Known as Willagirls, the teens and tweens host Tupperware like get-togethers at home, school or just about anywhere eight- to 13-year-olds hang out. Invites typically are extended via text message, since nobody uses email anymore, Ms. Messner says. So far Willagirl, which doesn't disclose annual sales, has recruited 42 sellers in New York, Miami, New Jersey, California, Colorado and Maryland, among other states.
For Willagirl's young sales reps, the company offers 25% of total sales, for a potential monthly income of $320 to $3,500, according to a pamphlet sellers distribute at their parties. Party hosts also receive 15% of retail sales from the party in free products, plus one half-price item if party sales exceed $400.
There are all these hidden costs that are tied to brick-and-mortar retailing, says Willagirl founder and chief executive Christy Prunier, and besides, tween girls aren't going to malls anymore. The company, based in Riverside, is currently building out software, which by September will allow the girls to host virtual parties online, she adds.
Willagirl is one of a handful of startups that in the past few years have turned to business models combining e-commerce and social media with the traditional direct-sales tactics pioneered by Tupperware, Mary Kay and Avon. Most are aimed at young women. The direct-sales industry generates $32.67 billion a year in U.S. business, the Direct Selling Association estimates.
Stella & Dot, a San Francisco-based direct-sales jewelry and accessories company started in 2007 today has more than 20,000 sales reps. Origami Owl, founded in Arizona in 2010, sells jewelry through a network of some 60,000 sales reps.
But incentives to recruit other sales reps—a staple of larger players in the direct-sales market, such as Herbalife HLF +1.40% —can raise red flags among critics of the model, also known as multilevel marketing.
It all depends on the incentives in the compensation plans, says Douglas Brooks, a Boston, Mass., lawyer who has represented dozens of sales reps in lawsuits against direct sellers. Many of the plaintiffs built up inventories of unsold products trying to qualify for a recruiting bonus tied to sales—what Mr. Brooks and others liken to a pyramid scheme of endless recruiting: If you make people buy a certain level of inventory to qualify as a recruiter, you're creating an artificial demand for the products, he says.
In a white paper released in March, Mr. Brooks, along with two co-authors, estimates that up to 99% of sales reps of large multilevel marketers lose money, while the top 1% earn an average income of about $128,000.
Chantel Waterbury, the founder of Chloe & Isabel, a New York-based direct-sales jewelry company launched in 2011, said her company doesn't offer a bonus or commission for recruiting new sales reps. Her roughly 4,500 U.S. sales reps—with a median age of 26—can earn anywhere from $50 to $400 in an hour during sales events on cash commissions ranging from 25% to 40%. Chloe & Isabel backers include venture capitalists such as General Catalyst Partners and First Round Capital.

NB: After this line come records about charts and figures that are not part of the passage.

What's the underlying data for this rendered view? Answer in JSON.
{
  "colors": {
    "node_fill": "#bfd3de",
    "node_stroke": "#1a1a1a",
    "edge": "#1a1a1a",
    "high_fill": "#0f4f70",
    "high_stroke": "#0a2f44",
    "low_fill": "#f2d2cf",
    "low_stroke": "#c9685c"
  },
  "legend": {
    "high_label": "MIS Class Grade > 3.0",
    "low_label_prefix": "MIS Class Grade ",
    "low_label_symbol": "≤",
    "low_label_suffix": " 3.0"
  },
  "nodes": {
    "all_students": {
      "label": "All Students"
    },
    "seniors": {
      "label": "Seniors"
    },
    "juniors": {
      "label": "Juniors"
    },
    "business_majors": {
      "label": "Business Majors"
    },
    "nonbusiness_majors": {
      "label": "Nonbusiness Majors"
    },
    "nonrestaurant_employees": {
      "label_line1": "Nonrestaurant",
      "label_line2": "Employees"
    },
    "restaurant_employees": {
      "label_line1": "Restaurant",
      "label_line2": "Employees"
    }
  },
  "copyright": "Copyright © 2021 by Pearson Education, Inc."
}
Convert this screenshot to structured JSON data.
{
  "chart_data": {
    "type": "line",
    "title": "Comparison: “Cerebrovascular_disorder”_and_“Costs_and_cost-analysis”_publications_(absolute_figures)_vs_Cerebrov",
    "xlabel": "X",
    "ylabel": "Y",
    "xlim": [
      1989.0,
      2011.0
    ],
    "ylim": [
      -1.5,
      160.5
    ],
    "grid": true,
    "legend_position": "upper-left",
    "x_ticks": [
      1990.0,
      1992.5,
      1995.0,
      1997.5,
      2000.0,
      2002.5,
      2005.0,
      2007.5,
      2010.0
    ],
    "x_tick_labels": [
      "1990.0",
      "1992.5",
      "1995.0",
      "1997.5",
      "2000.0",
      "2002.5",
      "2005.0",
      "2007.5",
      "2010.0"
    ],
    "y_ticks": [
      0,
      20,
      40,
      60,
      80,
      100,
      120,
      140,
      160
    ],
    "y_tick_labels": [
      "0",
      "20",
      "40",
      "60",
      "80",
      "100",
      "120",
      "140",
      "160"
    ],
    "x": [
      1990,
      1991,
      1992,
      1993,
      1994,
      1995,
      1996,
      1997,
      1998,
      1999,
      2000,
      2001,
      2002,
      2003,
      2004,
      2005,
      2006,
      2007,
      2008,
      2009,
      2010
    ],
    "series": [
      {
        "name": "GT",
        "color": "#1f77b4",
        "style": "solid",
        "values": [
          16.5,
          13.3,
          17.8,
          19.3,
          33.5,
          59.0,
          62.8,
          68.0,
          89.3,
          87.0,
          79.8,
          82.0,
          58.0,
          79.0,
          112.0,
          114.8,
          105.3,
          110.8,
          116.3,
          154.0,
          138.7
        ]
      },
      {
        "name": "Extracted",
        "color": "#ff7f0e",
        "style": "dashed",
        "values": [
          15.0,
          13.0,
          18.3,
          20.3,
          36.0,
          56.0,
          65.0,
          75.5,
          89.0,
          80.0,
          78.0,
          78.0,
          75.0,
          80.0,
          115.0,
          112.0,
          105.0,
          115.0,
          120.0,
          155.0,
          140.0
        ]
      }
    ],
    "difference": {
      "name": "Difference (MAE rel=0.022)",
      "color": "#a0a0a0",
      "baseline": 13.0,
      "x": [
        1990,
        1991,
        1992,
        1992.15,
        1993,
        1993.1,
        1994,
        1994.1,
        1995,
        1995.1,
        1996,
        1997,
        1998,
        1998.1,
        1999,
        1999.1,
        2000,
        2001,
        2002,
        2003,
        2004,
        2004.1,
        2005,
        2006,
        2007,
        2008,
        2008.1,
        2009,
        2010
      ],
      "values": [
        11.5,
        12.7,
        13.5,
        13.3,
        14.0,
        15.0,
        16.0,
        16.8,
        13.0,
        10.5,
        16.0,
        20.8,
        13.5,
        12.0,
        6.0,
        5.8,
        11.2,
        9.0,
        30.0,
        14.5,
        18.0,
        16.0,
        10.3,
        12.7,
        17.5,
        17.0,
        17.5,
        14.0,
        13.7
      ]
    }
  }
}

A former Hollywood producer, Willagirl founder Mrs. Prunier says she was inspired to launch the brand six years ago by her daughter, Willa Doss. Then 8 years old, Ms. Doss complained about having to use her baby sitter's skin-care products, because there were no lotions in the marketplace for girls her own age.
Mrs. Prunier says Willagirl's sales reps don't buy their own inventory in advance. Instead, they take orders from customers, which the company fulfills itself, as orders come in. They're never sitting on products, she says. It's not work. It's what these girls like to do and their moms are thrilled that they're saving money and developing important skills.
They do, however, earn money by recruiting other sellers.
On top of her own sales, Hartley Messer has recruited seven other Willagirls, earning an additional 5% of each of their sales as well, under the company compensation agreement.
She's recruited a team of girls and loves to coach them with sales tactics—she paces back and forth on her cellphone talking to them, says her mother, Neile Messer.
Hartley Messer, one of Willagirl's top sellers, says she has hosted four Willagirls parties since February, earning roughly $1,000 to date. Under a pact with her parents, who put up about $199 for an initial sales kit, half of her earnings go into a college fund, according to her mother. Nearly all the rest is spent on clothes, Hartley says.
By the end of the party, Hartley had collected about a dozen orders for a range of products. Most were filled out by the girls themselves, but paid for by their parents' credit cards. She also recruited at least one new Willagirl ? her 13-year-old neighbor, who tried out the face mask and filled out an order form for roughly $60 of face cream, sunscreen, body lotion and lavender face towels.
My friend bought me one of the bags and I really liked it, said Olivia Wise, the new recruit.